【weekly 働き方改革ニュース】10億円損しても得がある?スシロー全店一斉休業のワケ

1週間のうちに起こった出来事やニュースの中から、仕事や働き方に関する話題をピックアップして紹介する「weekly 働き方改革ニュース」。回転寿司のスシローが国内全534店舗を2日間一斉休業すると発表したことが話題を呼んでいます。外食産業として異例の決断に踏み切った理由はどこにあるのでしょうか。

ライター

佐々木康弘
札幌市出身、函館市在住。大手旅行情報誌やニュースサイト、就活サイトなど多数の媒体と契約するフリーランスライター。店舗・商品・人物の取材記事やニュース・芸能記事作成、広告ライティングや企業紹介など幅広いジャンルで年間100万字以上を執筆するほか、校閲も行う。「HELP YOU」ではプロフェッショナルライターとして活動。

スシローが一斉休業で10億円損しても良いわけとは

回転すしチェーン「スシロー」を展開するあきんどスシローは1月9日、2月4日と5日の2日間、国内全534店舗を一斉に休業すると発表しました。

スシローの一斉休業は2019年2月に続いて2度目。前回はショッピングモールなどに出店している店は対象外としましたが、今年は「スシローコノミ」3店舗を除く全店舗を休業とします。一斉休業の理由について同社は「従業員の声をもとに、より働きやすい環境づくりの一環として」実施すると説明しています。

年中無休が当たり前の大手外食チェーンにとって、全店舗一斉に2日間も休業するという決断は異例中の異例。東洋経済オンラインが昨年2月に掲載した記事によれば、これによってスシローが被る機会損失は10億円と推測されるそうです。

そのためこの記事は一斉休業を「スシローだからできた」と解説しています。というのも、スシローは回転寿司業界売り上げ第1位の座を9年連続キープするほど絶好調。これは裏を返せば、それだけ従業員は忙しく、人手も不足しがちであることを意味します。従業員が疲弊し、「あの職場はブラックだ」とのうわさが定着してしまえば、新たな人材を採用するのが難しくなるとともに今いる人材も流出していきます。そこでスシローは、10億円の機会損失をしてでも従業員満足度の向上を図っているというわけです。

あえて10億円の機会損失を良しとする判断は並みの企業にはできないかもしれませんが、業界トップが率先して「働きやすい環境づくり」に取り組む様子は、他社も無視はできないはず。スシローのホワイトさばかりが目立てば、他者から人材がどんどんスシローに流出していく事態になりかねないからです。外食産業の一斉休業が今後広がりを見せるのかどうかが注目されます。

 

残業代が減った分は社員に還元するのが筋?

働き方改革で残業時間の上限規制が導入されたことにともない、「残業代が減って収入が減った」という話をよく耳にするようになりました。ほとんどの人は「残業が減ったのだから残業代が減るのは仕方がない」と受け止めていたのではないでしょうか。
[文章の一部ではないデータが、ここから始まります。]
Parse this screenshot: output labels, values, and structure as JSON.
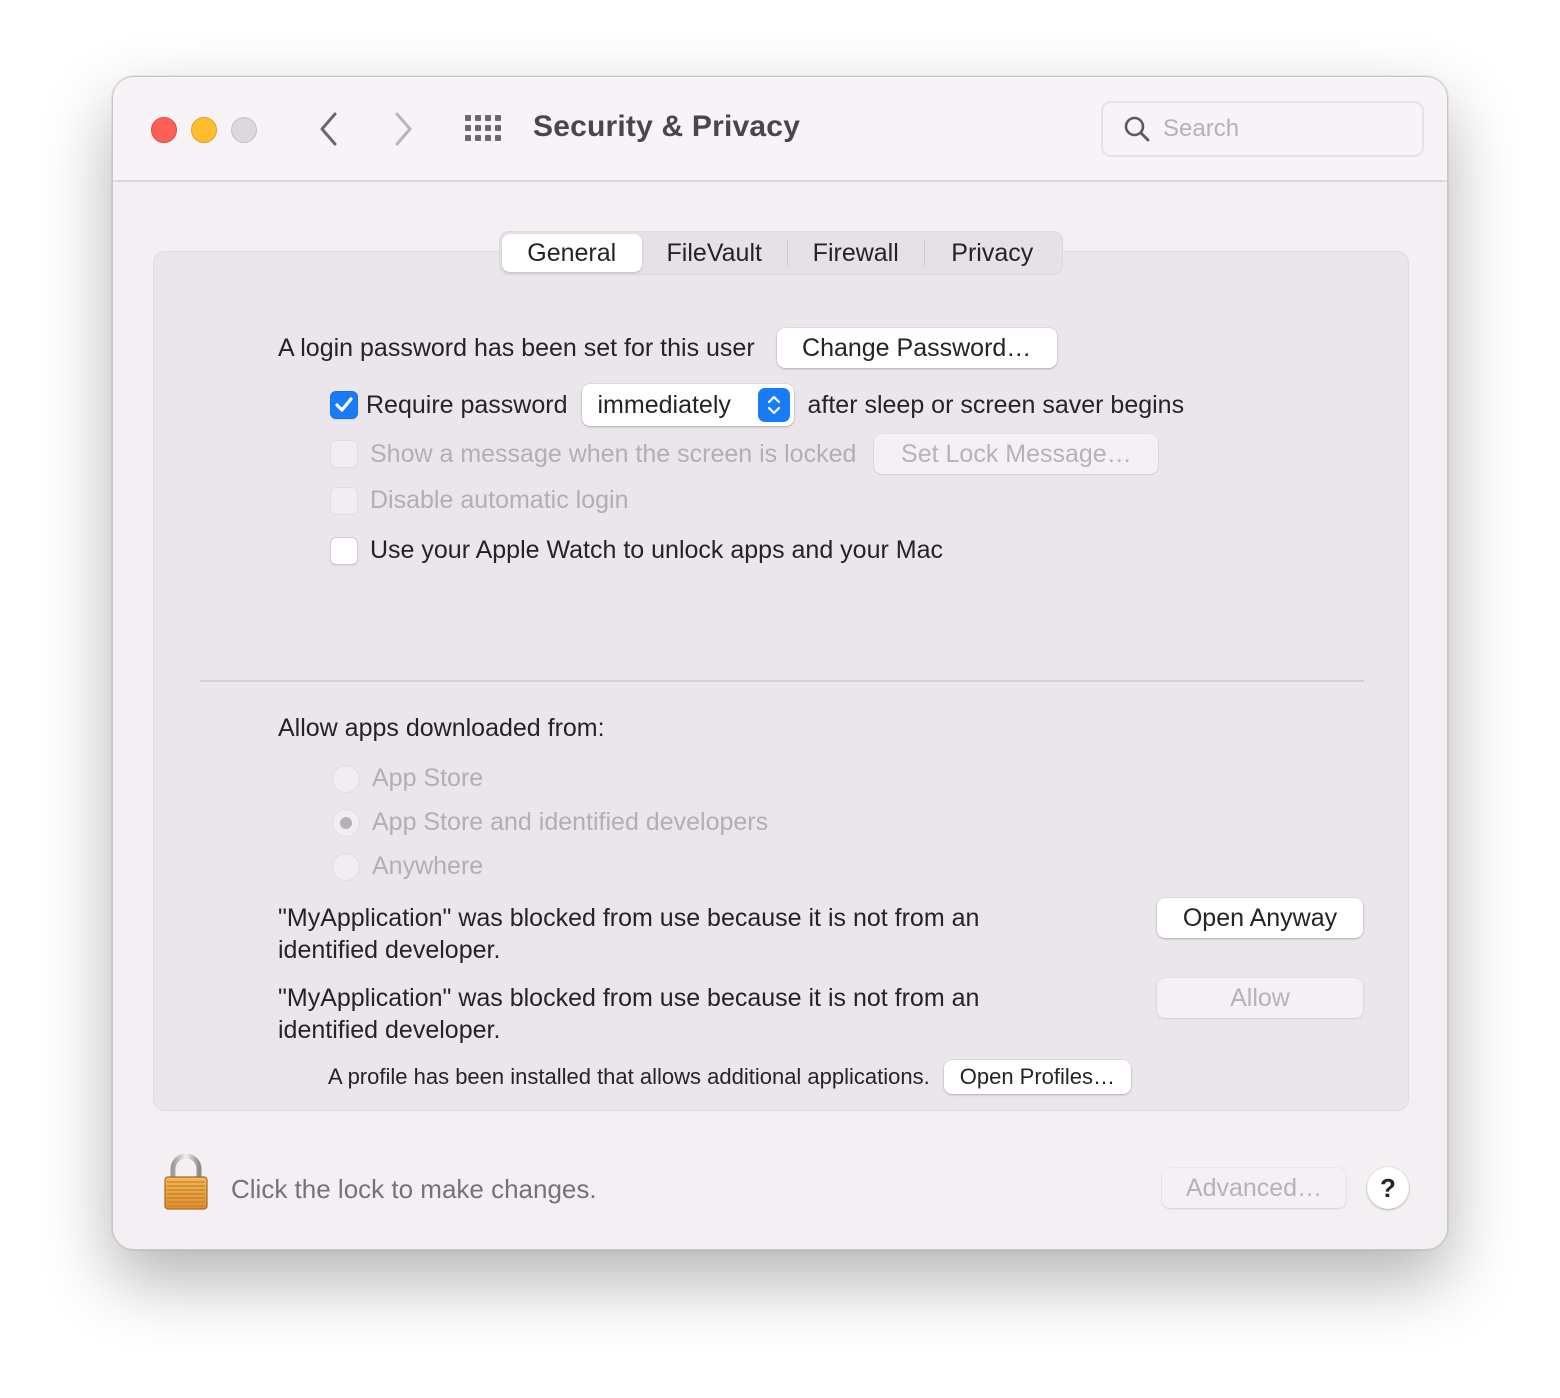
{
  "window": {
    "title": "Security & Privacy",
    "search_placeholder": "Search",
    "search_value": ""
  },
  "icons": {
    "back": "chevron-left-icon",
    "forward": "chevron-right-icon",
    "show_all": "grid-icon",
    "search": "magnifying-glass-icon",
    "lock": "padlock-icon",
    "help": "question-mark-icon"
  },
  "tabs": [
    {
      "label": "General",
      "active": true
    },
    {
      "label": "FileVault",
      "active": false
    },
    {
      "label": "Firewall",
      "active": false
    },
    {
      "label": "Privacy",
      "active": false
    }
  ],
  "general": {
    "login_password_text": "A login password has been set for this user",
    "change_password_button": "Change Password…",
    "require_password": {
      "label": "Require password",
      "checked": true,
      "popup_value": "immediately",
      "suffix": "after sleep or screen saver begins"
    },
    "show_message": {
      "label": "Show a message when the screen is locked",
      "checked": false,
      "enabled": false,
      "button": "Set Lock Message…"
    },
    "disable_auto_login": {
      "label": "Disable automatic login",
      "checked": false,
      "enabled": false
    },
    "apple_watch": {
      "label": "Use your Apple Watch to unlock apps and your Mac",
      "checked": false,
      "enabled": true
    },
    "allow_apps": {
      "heading": "Allow apps downloaded from:",
      "options": [
        {
          "label": "App Store",
          "selected": false
        },
        {
          "label": "App Store and identified developers",
          "selected": true
        },
        {
          "label": "Anywhere",
          "selected": false
        }
      ]
    },
    "blocked_1": {
      "text": "\"MyApplication\" was blocked from use because it is not from an identified developer.",
      "button": "Open Anyway"
    },
    "blocked_2": {
      "text": "\"MyApplication\" was blocked from use because it is not from an identified developer.",
      "button": "Allow"
    },
    "profile": {
      "text": "A profile has been installed that allows additional applications.",
      "button": "Open Profiles…"
    }
  },
  "footer": {
    "lock_text": "Click the lock to make changes.",
    "advanced_button": "Advanced…",
    "help_label": "?"
  },
  "colors": {
    "accent": "#1a7cf5",
    "close": "#fe5f57",
    "minimize": "#febc2e",
    "zoom_disabled": "#dcd8dc"
  }
}
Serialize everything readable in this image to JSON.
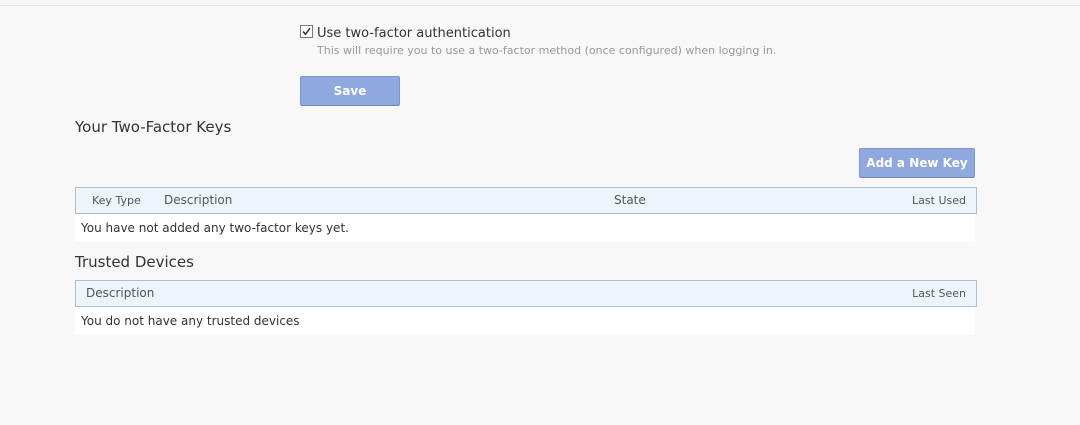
{
  "tfa": {
    "checkbox_checked": true,
    "label": "Use two-factor authentication",
    "hint": "This will require you to use a two-factor method (once configured) when logging in."
  },
  "save_button": "Save",
  "keys_section": {
    "title": "Your Two-Factor Keys",
    "add_button": "Add a New Key",
    "columns": [
      "Key Type",
      "Description",
      "State",
      "Last Used"
    ],
    "empty_message": "You have not added any two-factor keys yet."
  },
  "trusted_section": {
    "title": "Trusted Devices",
    "columns": [
      "Description",
      "Last Seen"
    ],
    "empty_message": "You do not have any trusted devices"
  },
  "colors": {
    "page_background": "#f8f8f8",
    "button_background": "#8fa8dd",
    "table_header_background": "#eef4fb",
    "table_header_border": "#a9bfd6"
  }
}
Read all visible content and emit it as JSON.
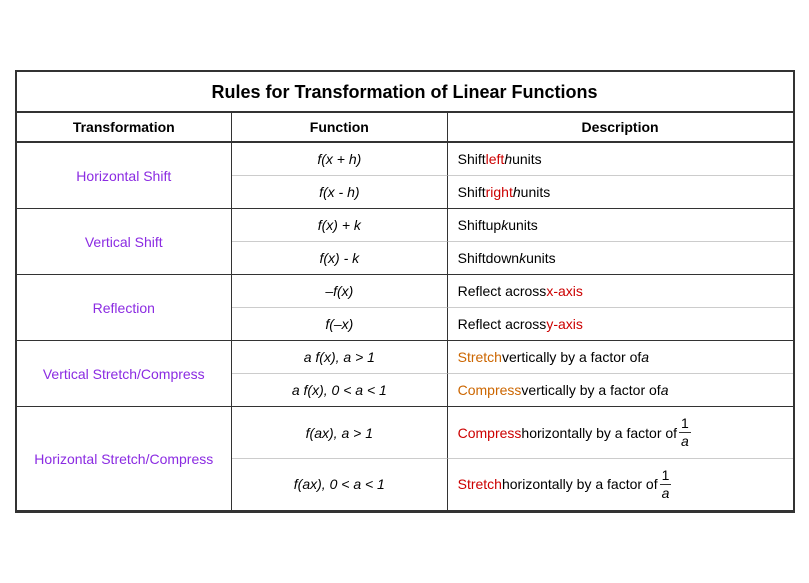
{
  "title": "Rules for Transformation of Linear Functions",
  "headers": [
    "Transformation",
    "Function",
    "Description"
  ],
  "sections": [
    {
      "id": "horizontal-shift",
      "label": "Horizontal Shift",
      "rows": [
        {
          "function": "f(x + h)",
          "desc_parts": [
            {
              "text": "Shift ",
              "color": ""
            },
            {
              "text": "left",
              "color": "red"
            },
            {
              "text": " ",
              "color": ""
            },
            {
              "text": "h",
              "color": "",
              "italic": true
            },
            {
              "text": " units",
              "color": ""
            }
          ]
        },
        {
          "function": "f(x  - h)",
          "desc_parts": [
            {
              "text": "Shift ",
              "color": ""
            },
            {
              "text": "right",
              "color": "red"
            },
            {
              "text": " ",
              "color": ""
            },
            {
              "text": "h",
              "color": "",
              "italic": true
            },
            {
              "text": " units",
              "color": ""
            }
          ]
        }
      ]
    },
    {
      "id": "vertical-shift",
      "label": "Vertical Shift",
      "rows": [
        {
          "function": "f(x) + k",
          "desc_parts": [
            {
              "text": "Shift ",
              "color": ""
            },
            {
              "text": "up",
              "color": ""
            },
            {
              "text": " ",
              "color": ""
            },
            {
              "text": "k",
              "color": "",
              "italic": true
            },
            {
              "text": " units",
              "color": ""
            }
          ]
        },
        {
          "function": "f(x) - k",
          "desc_parts": [
            {
              "text": "Shift ",
              "color": ""
            },
            {
              "text": "down",
              "color": ""
            },
            {
              "text": " ",
              "color": ""
            },
            {
              "text": "k",
              "color": "",
              "italic": true
            },
            {
              "text": " units",
              "color": ""
            }
          ]
        }
      ]
    },
    {
      "id": "reflection",
      "label": "Reflection",
      "rows": [
        {
          "function": "–f(x)",
          "desc_parts": [
            {
              "text": "Reflect across ",
              "color": ""
            },
            {
              "text": "x-axis",
              "color": "red"
            }
          ]
        },
        {
          "function": "f(–x)",
          "desc_parts": [
            {
              "text": "Reflect across ",
              "color": ""
            },
            {
              "text": "y-axis",
              "color": "red"
            }
          ]
        }
      ]
    },
    {
      "id": "vertical-stretch",
      "label": "Vertical Stretch/Compress",
      "rows": [
        {
          "function": "a f(x), a > 1",
          "desc_parts": [
            {
              "text": "Stretch",
              "color": "orange"
            },
            {
              "text": " vertically by a factor of ",
              "color": ""
            },
            {
              "text": "a",
              "color": "",
              "italic": true
            }
          ]
        },
        {
          "function": "a f(x), 0 < a < 1",
          "desc_parts": [
            {
              "text": "Compress",
              "color": "orange"
            },
            {
              "text": " vertically by a factor of ",
              "color": ""
            },
            {
              "text": "a",
              "color": "",
              "italic": true
            }
          ]
        }
      ]
    },
    {
      "id": "horizontal-stretch",
      "label": "Horizontal Stretch/Compress",
      "rows": [
        {
          "function": "f(ax), a > 1",
          "desc_parts": [
            {
              "text": "Compress",
              "color": "red"
            },
            {
              "text": " horizontally by a factor of ",
              "color": ""
            },
            {
              "text": "fraction_1_a",
              "color": ""
            }
          ]
        },
        {
          "function": "f(ax), 0 < a < 1",
          "desc_parts": [
            {
              "text": "Stretch",
              "color": "red"
            },
            {
              "text": " horizontally by a factor of ",
              "color": ""
            },
            {
              "text": "fraction_1_a",
              "color": ""
            }
          ]
        }
      ]
    }
  ]
}
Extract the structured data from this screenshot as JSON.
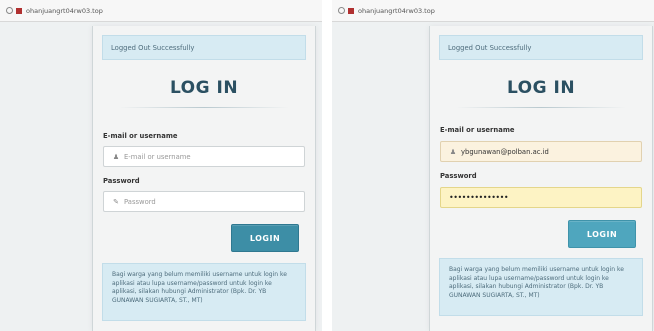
{
  "screenshots": [
    {
      "address_bar": "ohanjuangrt04rw03.top",
      "alert": "Logged Out Successfully",
      "title": "LOG IN",
      "username_label": "E-mail or username",
      "username_placeholder": "E-mail or username",
      "username_value": "",
      "password_label": "Password",
      "password_placeholder": "Password",
      "password_value": "",
      "login_button": "LOGIN",
      "info": "Bagi warga yang belum memiliki username untuk login ke aplikasi atau lupa username/password untuk login ke aplikasi, silakan hubungi Administrator (Bpk. Dr. YB GUNAWAN SUGIARTA, ST., MT)"
    },
    {
      "address_bar": "ohanjuangrt04rw03.top",
      "alert": "Logged Out Successfully",
      "title": "LOG IN",
      "username_label": "E-mail or username",
      "username_placeholder": "",
      "username_value": "ybgunawan@polban.ac.id",
      "password_label": "Password",
      "password_placeholder": "",
      "password_value": "••••••••••••••",
      "login_button": "LOGIN",
      "info": "Bagi warga yang belum memiliki username untuk login ke aplikasi atau lupa username/password untuk login ke aplikasi, silakan hubungi Administrator (Bpk. Dr. YB GUNAWAN SUGIARTA, ST., MT)"
    }
  ],
  "icons": {
    "info": "info-icon",
    "lock": "lock-icon",
    "user": "user-icon",
    "pencil": "pencil-icon"
  },
  "colors": {
    "alert_bg": "#d7ebf3",
    "button_bg": "#3d8ea6",
    "title": "#2b5062",
    "autofill_username": "#fbf2df",
    "autofill_password": "#fdf3c4"
  }
}
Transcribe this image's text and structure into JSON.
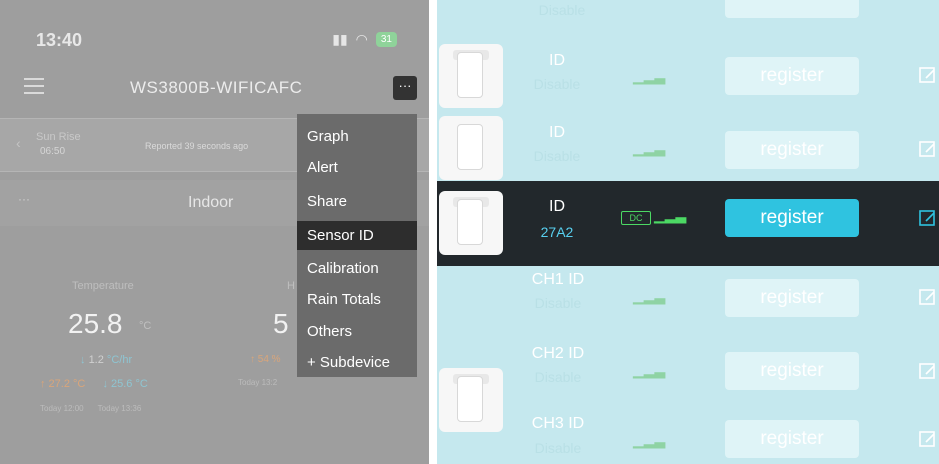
{
  "left": {
    "status": {
      "time": "13:40",
      "signal_text": "..!! ",
      "battery_text": "31"
    },
    "app_title": "WS3800B-WIFICAFC",
    "more_label": "···",
    "sun": {
      "label": "Sun Rise",
      "time": "06:50",
      "reported": "Reported 39 seconds ago"
    },
    "indoor": {
      "dots": "···",
      "title": "Indoor"
    },
    "temperature": {
      "label": "Temperature",
      "value": "25.8",
      "unit": "°C",
      "rate_arrow": "↓",
      "rate": "1.2",
      "rate_unit": "°C/hr",
      "max": "↑ 27.2 °C",
      "min": "↓ 25.6 °C",
      "max_time": "Today 12:00",
      "min_time": "Today 13:36"
    },
    "humidity": {
      "label": "H",
      "value": "5",
      "change": "↑ 54 %",
      "today": "Today 13:2"
    },
    "dropdown": [
      "Graph",
      "Alert",
      "Share",
      "Sensor ID",
      "Calibration",
      "Rain Totals",
      "Others",
      "+ Subdevice"
    ],
    "dropdown_active": "Sensor ID"
  },
  "right": {
    "top_partial": "Disable",
    "rows": [
      {
        "id": "ID",
        "sub": "Disable",
        "button": "register"
      },
      {
        "id": "ID",
        "sub": "Disable",
        "button": "register"
      },
      {
        "id": "ID",
        "sub": "27A2",
        "button": "register",
        "active": true,
        "badge": "DC"
      },
      {
        "id": "CH1 ID",
        "sub": "Disable",
        "button": "register"
      },
      {
        "id": "CH2 ID",
        "sub": "Disable",
        "button": "register"
      },
      {
        "id": "CH3 ID",
        "sub": "Disable",
        "button": "register"
      }
    ]
  },
  "colors": {
    "accent": "#2fc3e0",
    "active_row_bg": "#22282c",
    "signal_green": "#4cd964",
    "panel_gray": "#9e9e9e"
  }
}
ところが昨年12月31日付の日本経済新聞は、「働き方改革で減った残業代『社員に還元せず』5割」と題する記事を掲載。残業を減らして生産性を高めたはずなのに、その努力を社員に還元していない企業が5割にも上る現状を指摘しました。

とはいえ、では残りの5割は減った残業代を社員に還元しているのでしょうか。「そんな話は聞いたことがない」「そもそもそんな発想はなかった」というほうが実感に近いように思えます。

このギャップを読み解く記事が1月12日にEconomic Newsで公開されました。記事では産業医サービス「パラゴン」が発表したレポートをもとに、日本経済新聞の記事の元となったデータを解説。実際に従業員に還元を行った企業の割合は4.8%に過ぎず、統計解釈としてはゼロに等しいことを説明しています。

考えてみれば、社員が懸命に生産性向上に取り組んで残業を減らし、結果的に会社は今までと同じだけ儲かっているのに、社員は残業時間が減ったから収入も自動的に減るというのは理不尽といえば理不尽。減った残業代が社員にきちんと還元される日は来るのでしょうか。